FABULOUS FEBRUARY Fun February Facts: Feb 18th is Ash Wednesday this year, was the day The Adventures of Huckleberry Finn by Mark Twain was published in 1885, Pedro Lascuráin became President of Mexico for 45 minutes in 1913 (the shortest term to date of any person as president of any country), Clyde Tombaugh discovered Pluto while studying photographs taken in January in 1930, the first Ironman Triathlon competition takes place on the island of Oahu in 1978 (won by Gordon Haller) and is the birthday of Alessandro Volta in 1745, an Italian physicist and inventor of the battery.

Ok, back to walking a marathon...

Next time you go to work, count how many steps you take to from your car to your office/workplace. Let's say it's 50 steps (on average) which, at about the typical 3 foot stride length, is about 150 feet (half a football field).
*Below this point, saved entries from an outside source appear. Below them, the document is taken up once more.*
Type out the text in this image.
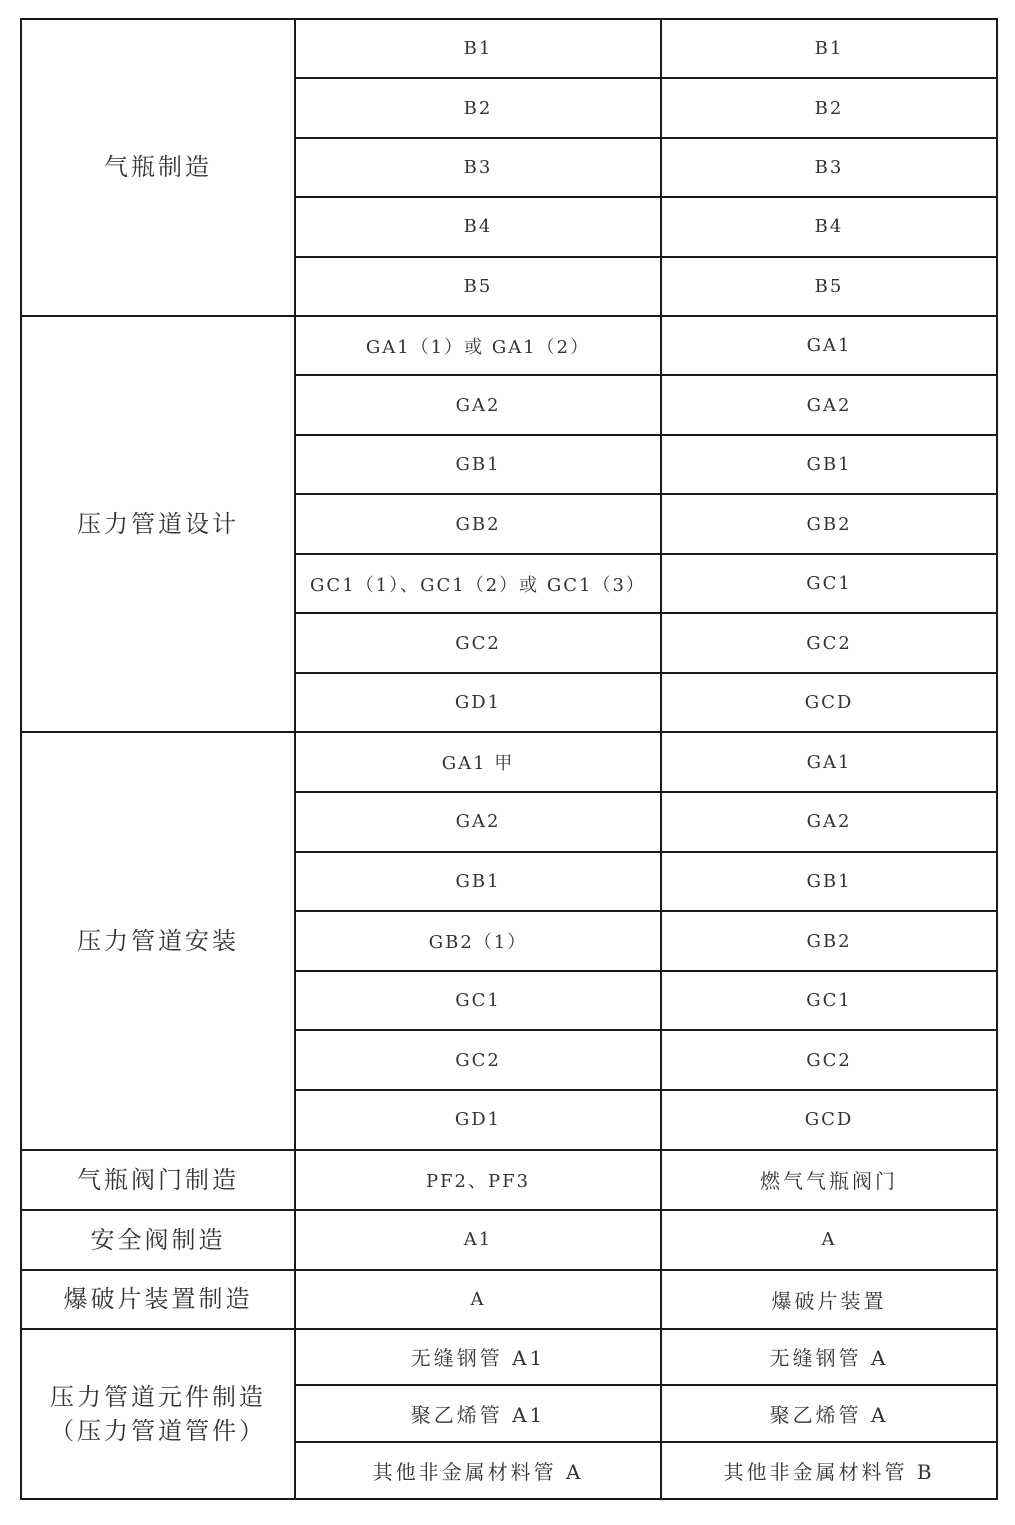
气瓶制造	B1	B1
	B2	B2
	B3	B3
	B4	B4
	B5	B5

压力管道设计	GA1（1）或 GA1（2）	GA1
	GA2	GA2
	GB1	GB1
	GB2	GB2
	GC1（1）、GC1（2）或 GC1（3）	GC1
	GC2	GC2
	GD1	GCD

压力管道安装	GA1 甲	GA1
	GA2	GA2
	GB1	GB1
	GB2（1）	GB2
	GC1	GC1
	GC2	GC2
	GD1	GCD

气瓶阀门制造	PF2、PF3	燃气气瓶阀门

安全阀制造	A1	A

爆破片装置制造	A	爆破片装置

压力管道元件制造
（压力管道管件）	无缝钢管 A1	无缝钢管 A
	聚乙烯管 A1	聚乙烯管 A
	其他非金属材料管 A	其他非金属材料管 B
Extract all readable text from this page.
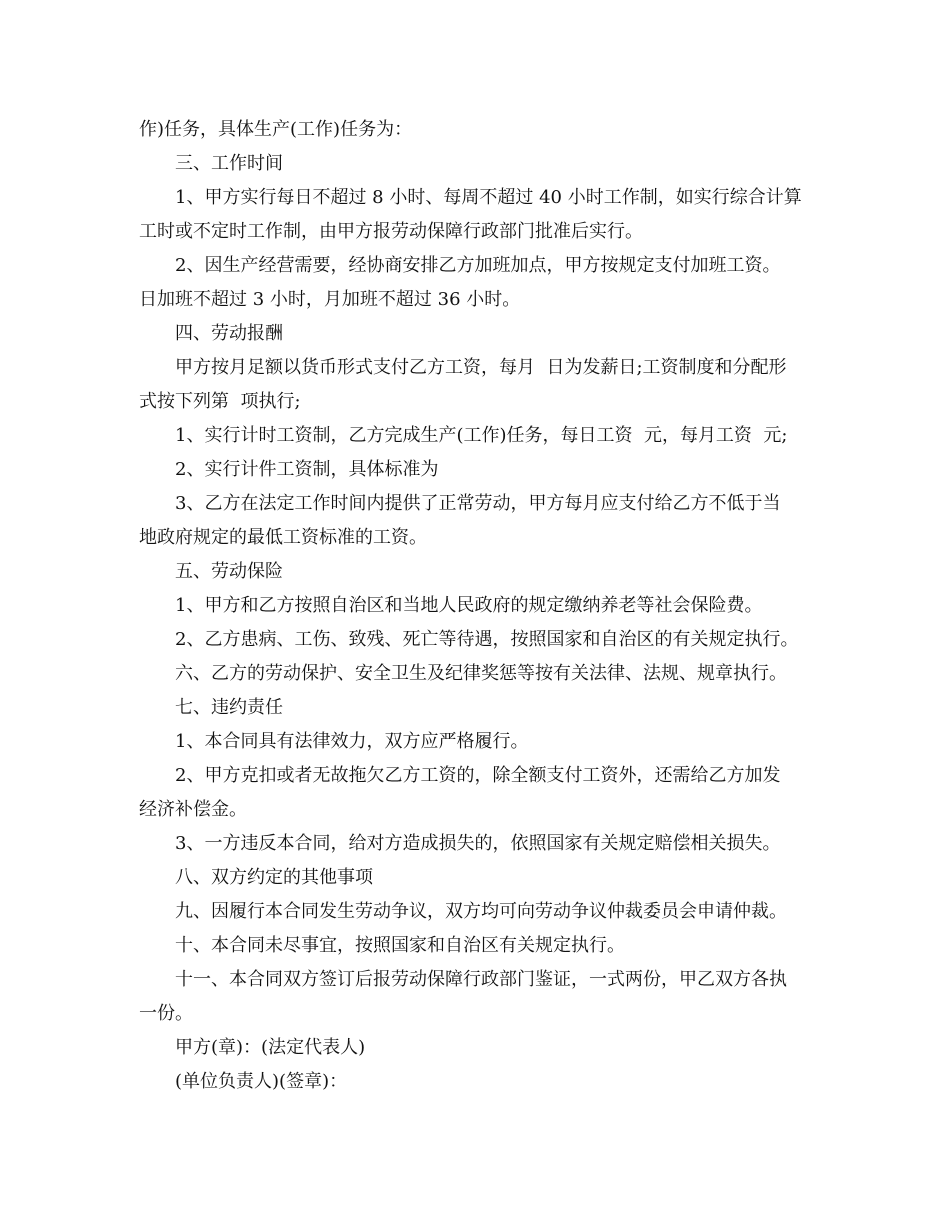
作)任务，具体生产(工作)任务为：

三、工作时间

1、甲方实行每日不超过 8 小时、每周不超过 40 小时工作制，如实行综合计算

工时或不定时工作制，由甲方报劳动保障行政部门批准后实行。

2、因生产经营需要，经协商安排乙方加班加点，甲方按规定支付加班工资。

日加班不超过 3 小时，月加班不超过 36 小时。

四、劳动报酬

甲方按月足额以货币形式支付乙方工资，每月  日为发薪日;工资制度和分配形

式按下列第  项执行;

1、实行计时工资制，乙方完成生产(工作)任务，每日工资  元，每月工资  元;

2、实行计件工资制，具体标准为

3、乙方在法定工作时间内提供了正常劳动，甲方每月应支付给乙方不低于当

地政府规定的最低工资标准的工资。

五、劳动保险

1、甲方和乙方按照自治区和当地人民政府的规定缴纳养老等社会保险费。

2、乙方患病、工伤、致残、死亡等待遇，按照国家和自治区的有关规定执行。

六、乙方的劳动保护、安全卫生及纪律奖惩等按有关法律、法规、规章执行。

七、违约责任

1、本合同具有法律效力，双方应严格履行。

2、甲方克扣或者无故拖欠乙方工资的，除全额支付工资外，还需给乙方加发

经济补偿金。

3、一方违反本合同，给对方造成损失的，依照国家有关规定赔偿相关损失。

八、双方约定的其他事项

九、因履行本合同发生劳动争议，双方均可向劳动争议仲裁委员会申请仲裁。

十、本合同未尽事宜，按照国家和自治区有关规定执行。

十一、本合同双方签订后报劳动保障行政部门鉴证，一式两份，甲乙双方各执

一份。

甲方(章)：(法定代表人)

(单位负责人)(签章)：
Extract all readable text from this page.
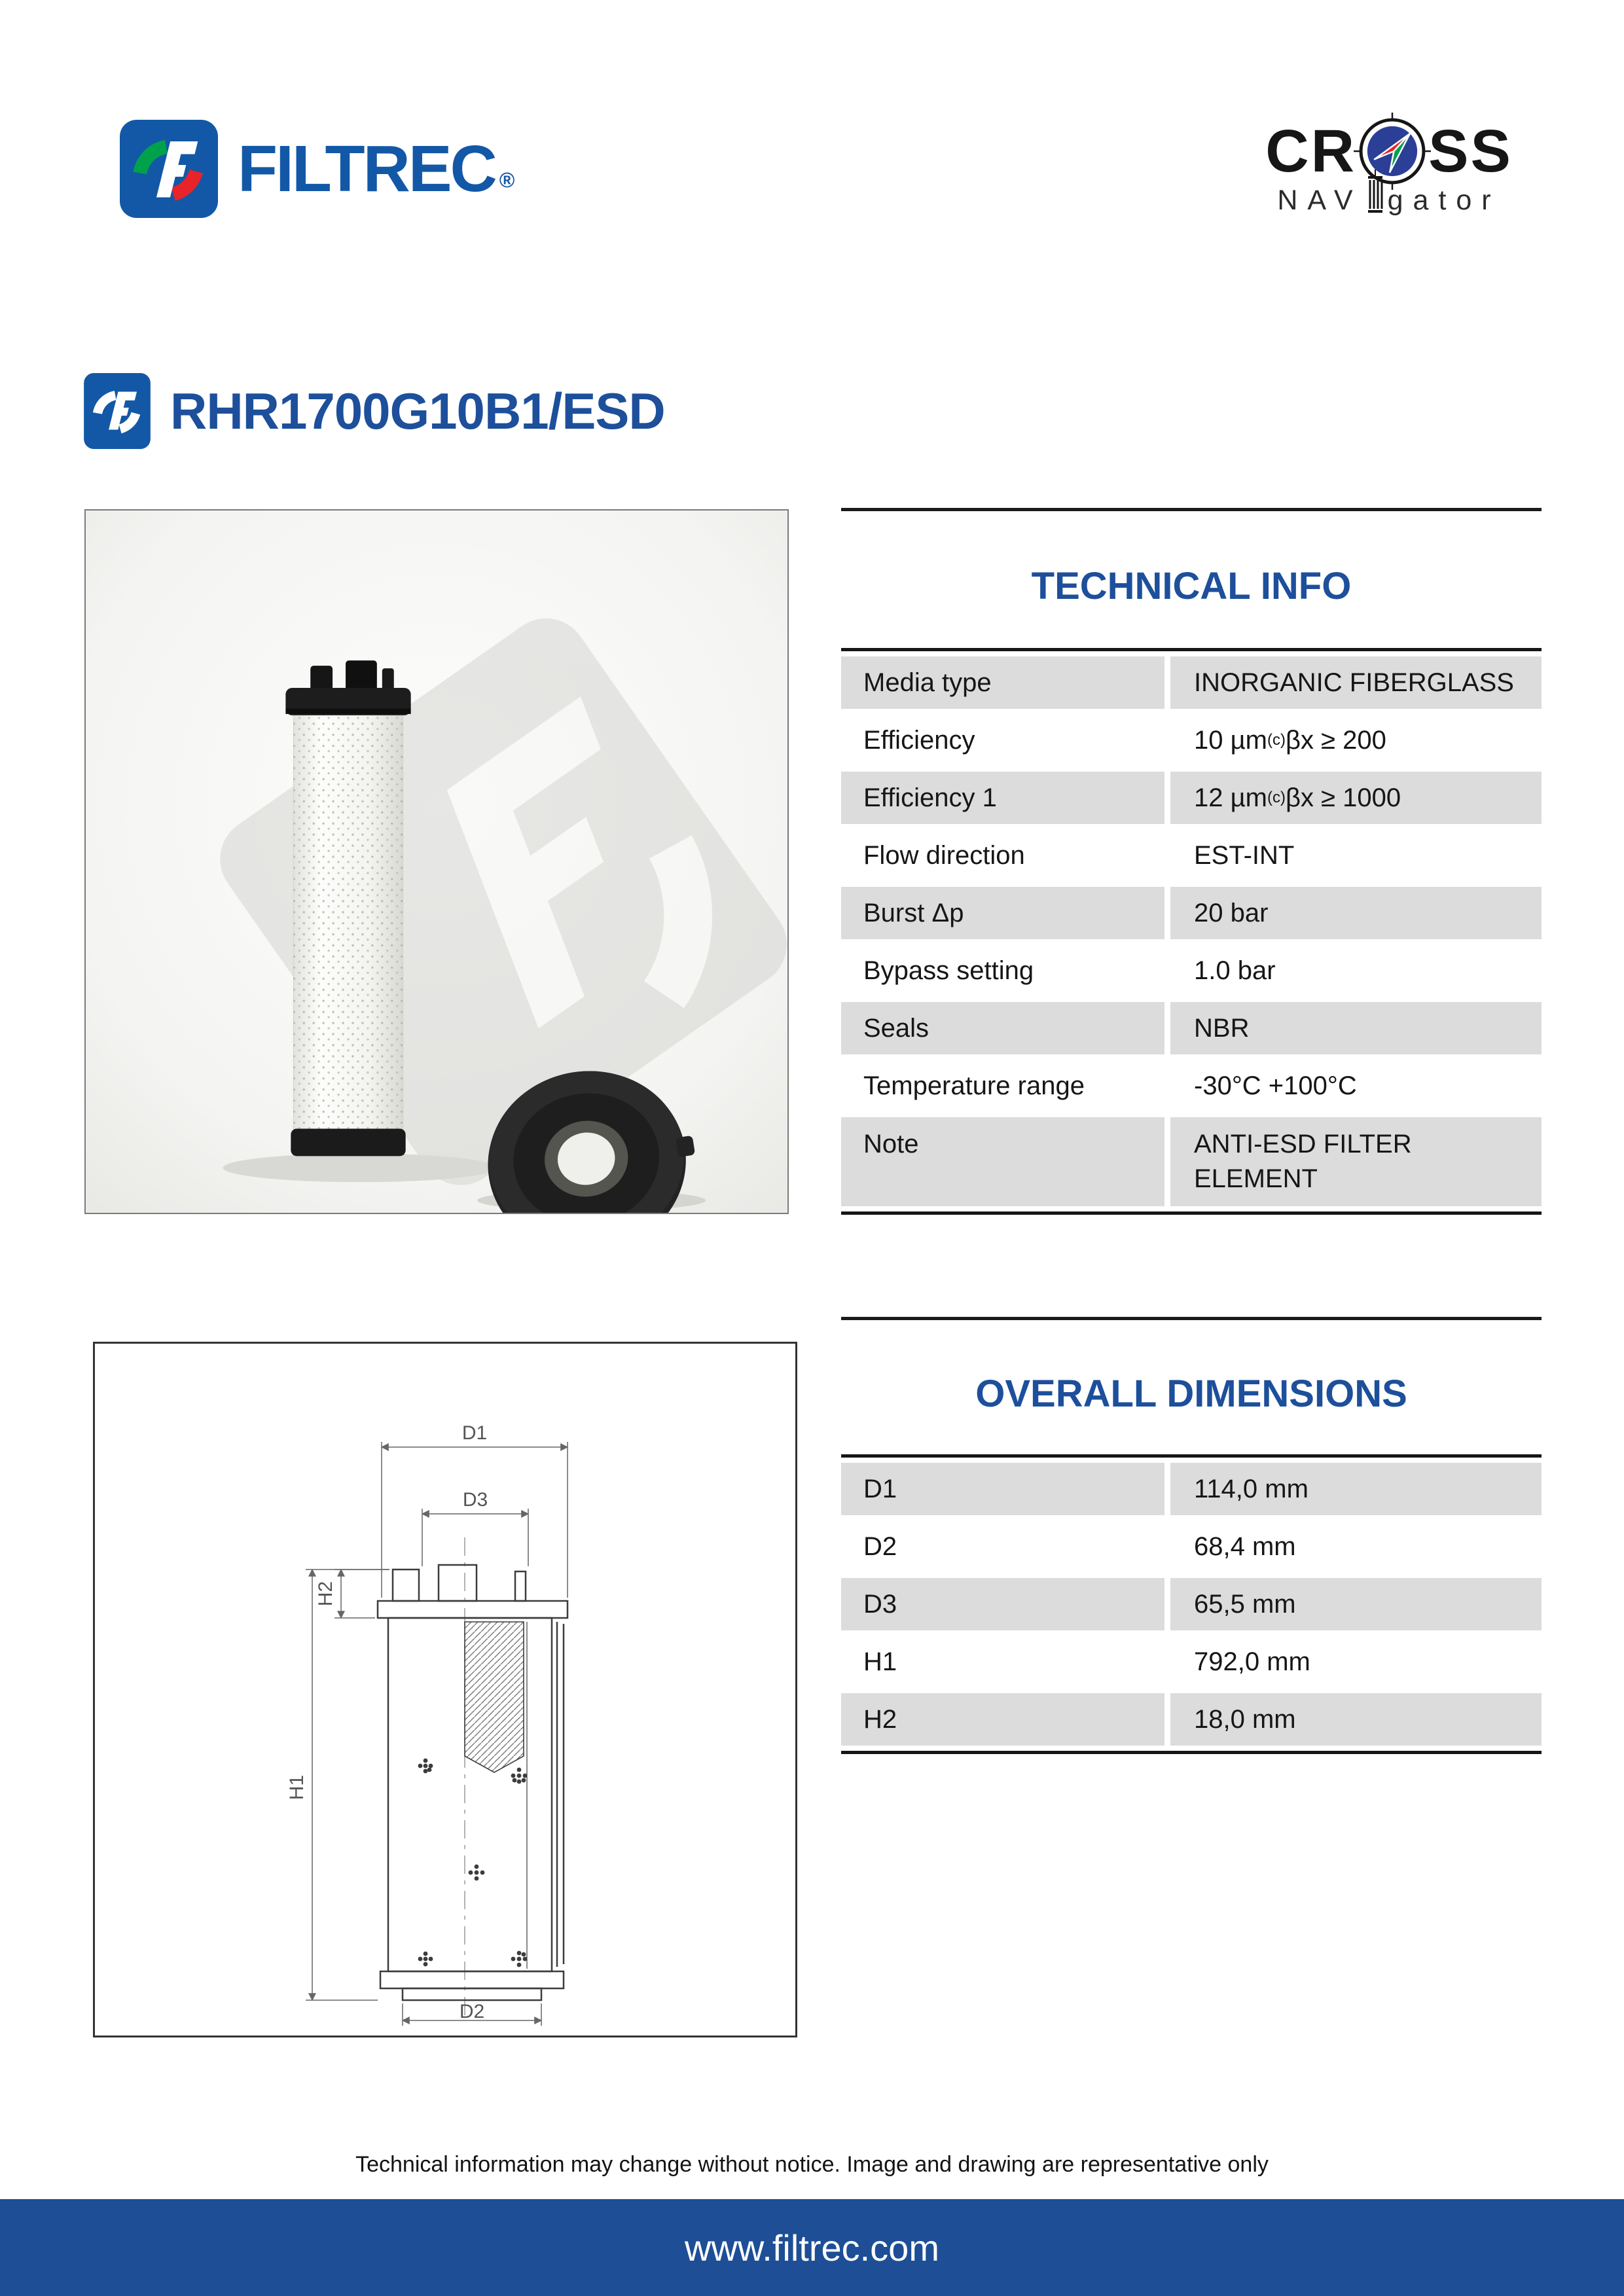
FILTREC ®	CR SS
NAV gator
RHR1700G10B1/ESD
TECHNICAL INFO
Media type	INORGANIC FIBERGLASS
Efficiency	10 µm (c) βx ≥ 200
Efficiency 1	12 µm (c) βx ≥ 1000
Flow direction	EST-INT
Burst Δp	20 bar
Bypass setting	1.0 bar
Seals	NBR
Temperature range	-30°C +100°C
Note	ANTI-ESD FILTER ELEMENT
D1
D3
H2
H1
D2
OVERALL DIMENSIONS
D1	114,0 mm
D2	68,4 mm
D3	65,5 mm
H1	792,0 mm
H2	18,0 mm
Technical information may change without notice. Image and drawing are representative only
www.filtrec.com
If you work 5 days a week, you walk about 300 feet to and from work each day, equalling 1500 feet each week. Multiply that by 48 weeks (if you take two weeks off for vacation and another two weeks off via random holidays/personal days) and you end up with 72,000 feet which is 13.6 miles, a little more than a half marathon, each year.

If you find a parking space a little further away so that it takes 100 steps to get from car to work, each year you will now walk a marathon without even trying. I've been doing this the last 3 1/2 years after my buddy Bryan from Frontdive Fitness published an article called 100 Steps. Such an easy way to build in a little more activity to our daily lives.

100 steps, the length of a half of a football field, is all it takes to walk a marathon without even realizing it.

Thanks for reading, have a great day!

P.S. A marathon is 26.2 miles. At 5280 feet per mile, that's 138,336 feet. When you divide it up per month, week and day it gets pretty easy to build in a few marathons to your life each year.

P.S.S. It's Ash Wednesday, are you giving anything up for lent this year?